Ein Neuburger, der Geschichte schrieb
Die Verfassung des Königreichs Bayern wird heute 200 Jahre alt. Welche Rolle dabei ein Neuburger Beamter spielte
Neuburg Mit Glockengeläut und Kanonendonner wurde am 26. Mai 1818 eine neue Verfassung für das Königreich Bayern verkündet. Ein Herold verlas an sieben Plätzen der Residenzstadt München am Vorabend des Geburtstags von König Max I. Joseph dessen Entschluss: Bayern sollte eine Volksvertretung mit Entscheidungsbefugnis über Steuern und Gesetze erhalten. Den Bürgern wurde erstmals das Wahlrecht zugestanden, wenn auch nur ein Zensuswahlrecht, das eine Minderheit der Besitzenden bevorzugte und Frauen noch ausschloss. Die damals gewährte Verfassung blieb bis zur Revolution vom November 1918 gültig.

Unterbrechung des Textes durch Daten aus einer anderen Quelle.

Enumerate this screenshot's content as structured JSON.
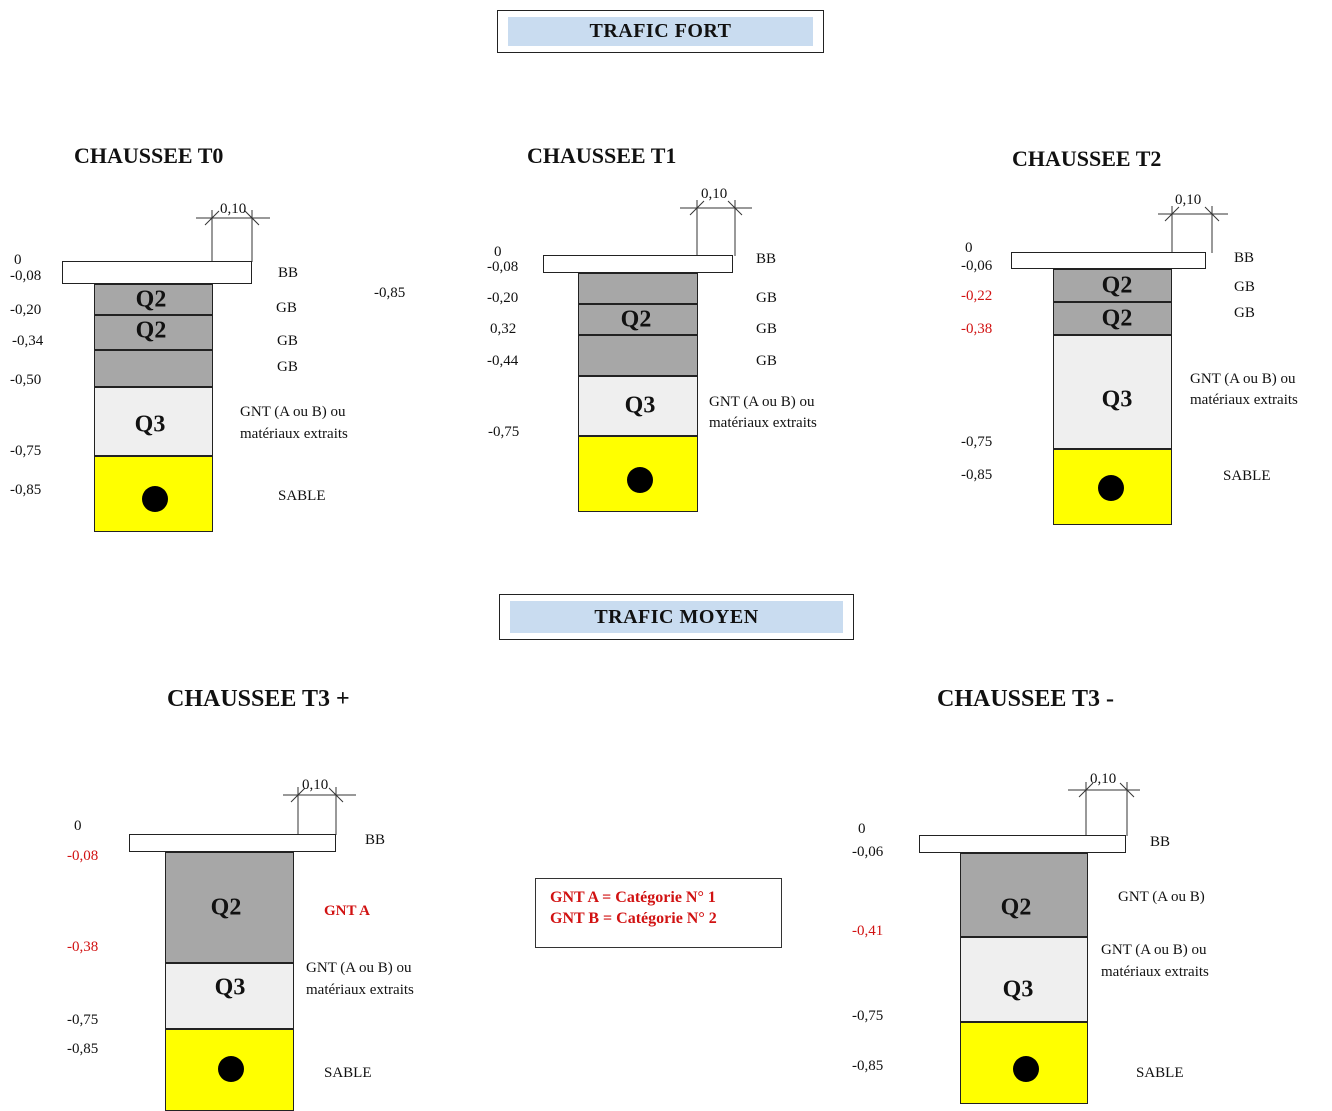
{
  "banners": {
    "heavy": "TRAFIC FORT",
    "medium": "TRAFIC MOYEN"
  },
  "sections": {
    "t0": {
      "title": "CHAUSSEE T0",
      "width_label": "0,10",
      "depths": [
        "0",
        "-0,08",
        "-0,20",
        "-0,34",
        "-0,50",
        "-0,75",
        "-0,85"
      ],
      "codes": [
        "Q2",
        "Q2",
        "Q3"
      ],
      "materials": [
        "BB",
        "GB",
        "GB",
        "GB",
        "GNT (A ou B) ou",
        "matériaux extraits",
        "SABLE"
      ],
      "stray_label": "-0,85"
    },
    "t1": {
      "title": "CHAUSSEE T1",
      "width_label": "0,10",
      "depths": [
        "0",
        "-0,08",
        "-0,20",
        "0,32",
        "-0,44",
        "-0,75"
      ],
      "codes": [
        "Q2",
        "Q3"
      ],
      "materials": [
        "BB",
        "GB",
        "GB",
        "GB",
        "GNT (A ou B) ou",
        "matériaux extraits"
      ]
    },
    "t2": {
      "title": "CHAUSSEE T2",
      "width_label": "0,10",
      "depths": [
        "0",
        "-0,06",
        "-0,22",
        "-0,38",
        "-0,75",
        "-0,85"
      ],
      "codes": [
        "Q2",
        "Q2",
        "Q3"
      ],
      "materials": [
        "BB",
        "GB",
        "GB",
        "GNT (A ou B) ou",
        "matériaux extraits",
        "SABLE"
      ]
    },
    "t3plus": {
      "title": "CHAUSSEE T3 +",
      "width_label": "0,10",
      "depths": [
        "0",
        "-0,08",
        "-0,38",
        "-0,75",
        "-0,85"
      ],
      "codes": [
        "Q2",
        "Q3"
      ],
      "materials": [
        "BB",
        "GNT  A",
        "GNT (A ou B) ou",
        "matériaux extraits",
        "SABLE"
      ]
    },
    "t3minus": {
      "title": "CHAUSSEE T3 -",
      "width_label": "0,10",
      "depths": [
        "0",
        "-0,06",
        "-0,41",
        "-0,75",
        "-0,85"
      ],
      "codes": [
        "Q2",
        "Q3"
      ],
      "materials": [
        "BB",
        "GNT (A ou B)",
        "GNT (A ou B) ou",
        "matériaux extraits",
        "SABLE"
      ]
    }
  },
  "legend": {
    "line1": "GNT A = Catégorie N° 1",
    "line2": "GNT B = Catégorie N° 2"
  },
  "colors": {
    "banner_fill": "#c9dcf0",
    "gb_fill": "#a7a7a7",
    "gnt_fill": "#efefef",
    "sand_fill": "#ffff00",
    "highlight_red": "#d11212"
  }
}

Zustande gekommen war die Verfassung von 1818 auch aus Sorge um die bayerische Eigenständigkeit. Nach der Niederlage Napoleons in der Völkerschlacht bei Leipzig im Oktober 1813 und seinem anschließenden Sturz trafen sich die alliierten Sieger in Wien, um über die neue Ordnung Europas zu beraten. In den deutschen Ländern regte sich der Wunsch nach einem geeinten Staat oder einer Bundesverfassung. unter seinem leitenden Minister Graf Montgelas gingen diese Überlegungen jedoch zu weit. Man fürchtete um die bayerische Souveränität und beeilte sich, mit einer eigenen Verfassung jeglichen Bestrebungen aus Wien zuvorzukommen. So wurde rasch eine Verfassungskommission einberufen. Das 1806 zum Königreich erhobene Bayern hatte zwar bereits eine Verfassung, die „Konstitution“von 1808. Diese war jedoch wegen der Napoleonischen Kriege und der umfassenden Gebietsveränderungen nur teilweise umgesetzt worden. So konnte die Verfassungskommission von 1814 bis 1815 bald einen neuen Entwurf vorlegen. Da die deutschen Bundespläne jedoch nicht vorankamen, verlor Montgelas das Interesse an dem Verfassungsentwurf bald wieder und die Pläne landeten in der Schublade. Erst nach seinem Sturz wurde das Projekt wieder aufgegriffen.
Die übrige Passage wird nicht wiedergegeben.